Pulse diagnosis is used in conjunction with other methods of diagnosis such as inspecting –making a general physical observation of the patient; auscultation and olfaction – listening and smelling as well as questioning – obtaining general information about the patient’s symptoms.
Over the past centuries, pulse diagnosis has been in practice by physicians in both Japan and China. It is true that the intricacies of pulse diagnosis are difficult to master and western physicians regard the process as subjective. However, the fact that it is a salient diagnostic tool by TCM practitioners and patients cannot be denied.
Why Does a Practitioner Take the Patient’s Pulse?
Pulse diagnosis is applied in checking a variety of functions by traditional Chinese medicine practitioners. Prominent among these functions is the condition of the patient’s blood and Qi.
According to Chinese medicine, Qi is an invisible life force that radiates through the body’s acupuncture meridian. Pulse diagnosis is therefore applied by acupuncturist in determining the parts of the body that have irregular Qi movements. It is also applied in the determination of the health condition of certain organs in the body.
Taking the Pulse
In medical history, a variety of locations on the body has been used in pulse diagnosis. Previously, nine locations were used in feeling pulse; three locations on the head, hand, and legs respectively. Some medical practitioners still use these locations in conjunction with other pressure points on the body.
Presently, the majority of medical practitioners apply a relatively simpler version of pulse diagnosis; they make use of the radial artery just above the wrist.

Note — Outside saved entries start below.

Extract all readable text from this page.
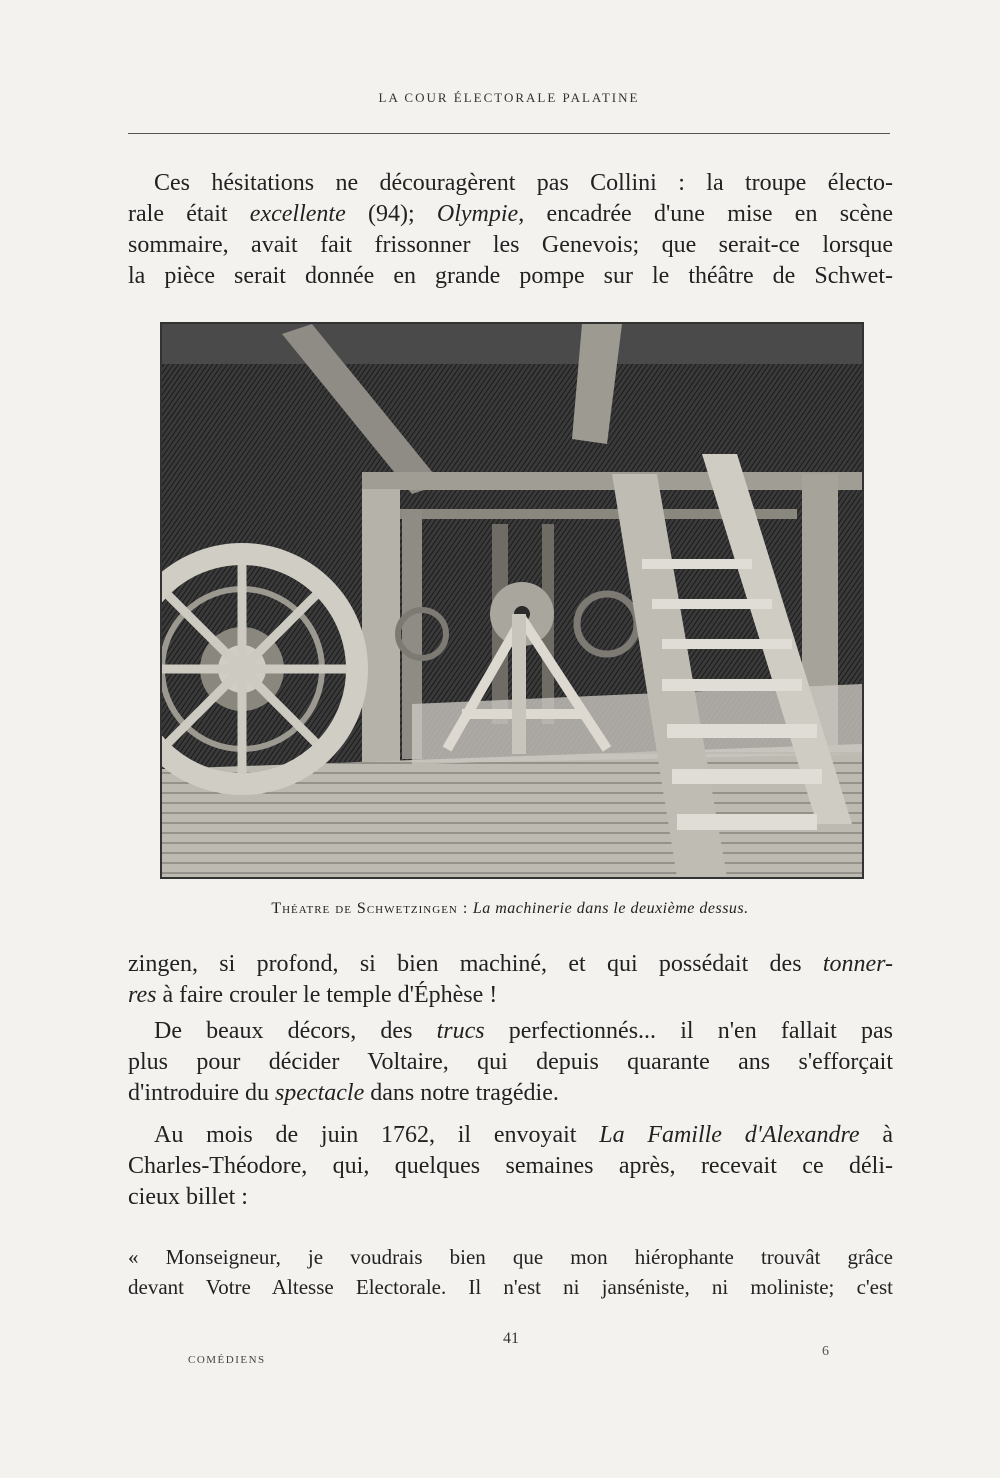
LA COUR ÉLECTORALE PALATINE
Ces hésitations ne découragèrent pas Collini : la troupe électo-
rale était excellente (94); Olympie, encadrée d'une mise en scène
sommaire, avait fait frissonner les Genevois; que serait-ce lorsque
la pièce serait donnée en grande pompe sur le théâtre de Schwet-
Théatre de Schwetzingen : La machinerie dans le deuxième dessus.
zingen, si profond, si bien machiné, et qui possédait des tonner-
res à faire crouler le temple d'Éphèse !
De beaux décors, des trucs perfectionnés... il n'en fallait pas
plus pour décider Voltaire, qui depuis quarante ans s'efforçait
d'introduire du spectacle dans notre tragédie.
Au mois de juin 1762, il envoyait La Famille d'Alexandre à
Charles-Théodore, qui, quelques semaines après, recevait ce déli-
cieux billet :
« Monseigneur, je voudrais bien que mon hiérophante trouvât grâce
devant Votre Altesse Electorale. Il n'est ni janséniste, ni moliniste; c'est
41
COMÉDIENS
6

They examine three different finger positions i.e (cun, guan and chi), and the pulse is felt using three pressure depths i.e superficial, intermediate and deep. Both wrists are palpated alternately; the resultant figures of these readings are computed in view of categorizing the patient’s pulse.

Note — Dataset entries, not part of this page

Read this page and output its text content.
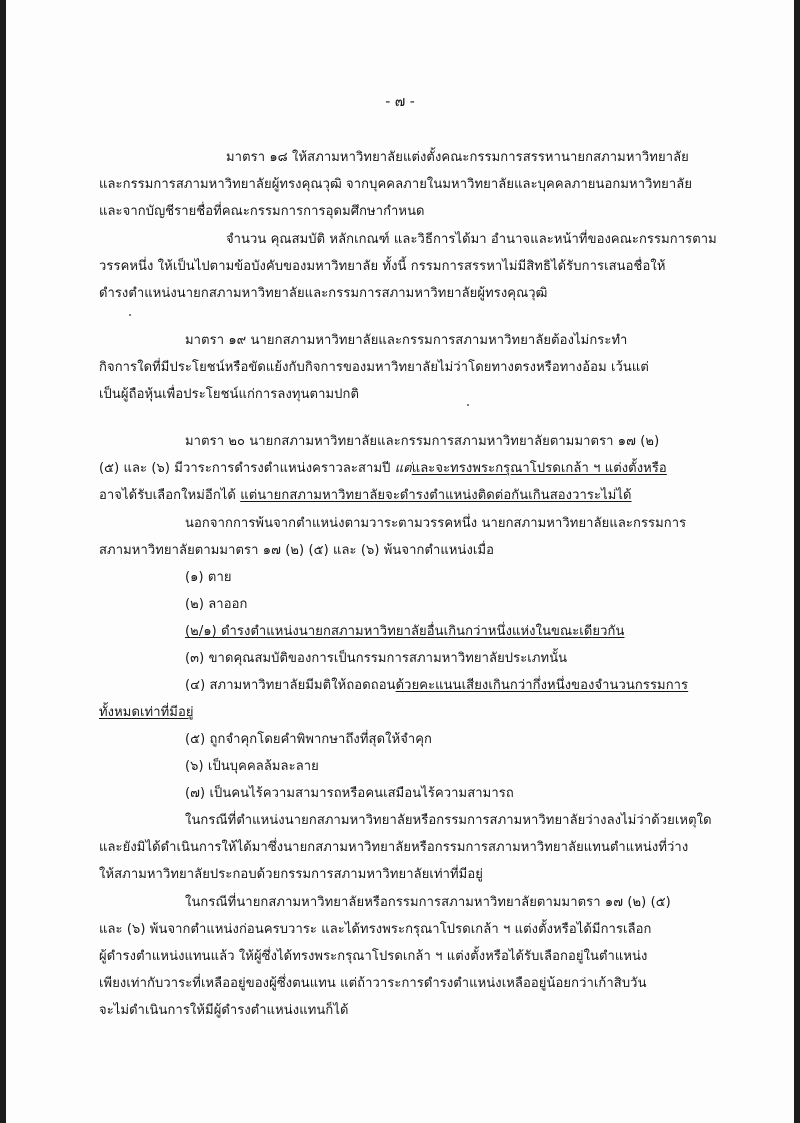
- ๗ -
มาตรา ๑๘ ให้สภามหาวิทยาลัยแต่งตั้งคณะกรรมการสรรหานายกสภามหาวิทยาลัย
และกรรมการสภามหาวิทยาลัยผู้ทรงคุณวุฒิ จากบุคคลภายในมหาวิทยาลัยและบุคคลภายนอกมหาวิทยาลัย
และจากบัญชีรายชื่อที่คณะกรรมการการอุดมศึกษากำหนด
จำนวน คุณสมบัติ หลักเกณฑ์ และวิธีการได้มา อำนาจและหน้าที่ของคณะกรรมการตาม
วรรคหนึ่ง ให้เป็นไปตามข้อบังคับของมหาวิทยาลัย ทั้งนี้ กรรมการสรรหาไม่มีสิทธิได้รับการเสนอชื่อให้
ดำรงตำแหน่งนายกสภามหาวิทยาลัยและกรรมการสภามหาวิทยาลัยผู้ทรงคุณวุฒิ
มาตรา ๑๙ นายกสภามหาวิทยาลัยและกรรมการสภามหาวิทยาลัยต้องไม่กระทำ
กิจการใดที่มีประโยชน์หรือขัดแย้งกับกิจการของมหาวิทยาลัยไม่ว่าโดยทางตรงหรือทางอ้อม เว้นแต่
เป็นผู้ถือหุ้นเพื่อประโยชน์แก่การลงทุนตามปกติ
มาตรา ๒๐ นายกสภามหาวิทยาลัยและกรรมการสภามหาวิทยาลัยตามมาตรา ๑๗ (๒)
(๕) และ (๖) มีวาระการดำรงตำแหน่งคราวละสามปี แต่และจะทรงพระกรุณาโปรดเกล้า ฯ แต่งตั้งหรือ
อาจได้รับเลือกใหม่อีกได้ แต่นายกสภามหาวิทยาลัยจะดำรงตำแหน่งติดต่อกันเกินสองวาระไม่ได้
นอกจากการพ้นจากตำแหน่งตามวาระตามวรรคหนึ่ง นายกสภามหาวิทยาลัยและกรรมการ
สภามหาวิทยาลัยตามมาตรา ๑๗ (๒) (๕) และ (๖) พ้นจากตำแหน่งเมื่อ
(๑) ตาย
(๒) ลาออก
(๒/๑) ดำรงตำแหน่งนายกสภามหาวิทยาลัยอื่นเกินกว่าหนึ่งแห่งในขณะเดียวกัน
(๓) ขาดคุณสมบัติของการเป็นกรรมการสภามหาวิทยาลัยประเภทนั้น
(๔) สภามหาวิทยาลัยมีมติให้ถอดถอนด้วยคะแนนเสียงเกินกว่ากึ่งหนึ่งของจำนวนกรรมการ
ทั้งหมดเท่าที่มีอยู่
(๕) ถูกจำคุกโดยคำพิพากษาถึงที่สุดให้จำคุก
(๖) เป็นบุคคลล้มละลาย
(๗) เป็นคนไร้ความสามารถหรือคนเสมือนไร้ความสามารถ
ในกรณีที่ตำแหน่งนายกสภามหาวิทยาลัยหรือกรรมการสภามหาวิทยาลัยว่างลงไม่ว่าด้วยเหตุใด
และยังมิได้ดำเนินการให้ได้มาซึ่งนายกสภามหาวิทยาลัยหรือกรรมการสภามหาวิทยาลัยแทนตำแหน่งที่ว่าง
ให้สภามหาวิทยาลัยประกอบด้วยกรรมการสภามหาวิทยาลัยเท่าที่มีอยู่
ในกรณีที่นายกสภามหาวิทยาลัยหรือกรรมการสภามหาวิทยาลัยตามมาตรา ๑๗ (๒) (๕)
และ (๖) พ้นจากตำแหน่งก่อนครบวาระ และได้ทรงพระกรุณาโปรดเกล้า ฯ แต่งตั้งหรือได้มีการเลือก
ผู้ดำรงตำแหน่งแทนแล้ว ให้ผู้ซึ่งได้ทรงพระกรุณาโปรดเกล้า ฯ แต่งตั้งหรือได้รับเลือกอยู่ในตำแหน่ง
เพียงเท่ากับวาระที่เหลืออยู่ของผู้ซึ่งตนแทน แต่ถ้าวาระการดำรงตำแหน่งเหลืออยู่น้อยกว่าเก้าสิบวัน
จะไม่ดำเนินการให้มีผู้ดำรงตำแหน่งแทนก็ได้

How Many Pulses Are There? What Do They Mean?
There are no specific records of the exact number of pulse that can be taken. Different medical books list numbers ranging from 12 to 40! However, most medical practitioners agree on a consensus of 24 types of pulses that are distinctively recognized.
The pulses enumerated above can be broadly classified into parent categories. A pulse rate of 5 beats to breath is regarded as rapid; this can further be classified into forceful or weak which is an indication of an excess or deficiency of Qi. In the same vein, a slow pulse can also be categorized as forceful or weak. Other broad categories of the pulse are floating, deep, slippery, rough, irregular, and bowstring.
Precautions and Contraindications
It is important to perform pulse diagnosis on a patient in a normal condition in order to have accurate data. In order to enhance accuracy, pulse diagnosis may not be performed on patients after eating, drinking, exercise, sex or at a location where the temperature is excessively hot or cold.
It is ideal for both the medical practitioner and the patient to be in a relaxed mood and breathing normally before reading the pulse.
Pulse diagnosis is best used in conjunction with other diagnosis methods; especially when treating patients with a chronic (severe) disease condition or if the origin of the disorder is unknown. It is good practice for acupuncturists to apply several diagnostic methods in order to achieve a very accurate diagnosis.
Pulse diagnosis is a fast, relatively cheap and noninvasive method of diagnosis. It is a handy tool in the arsenal of an experienced medical practitioner in accurately determining the health status of a patient.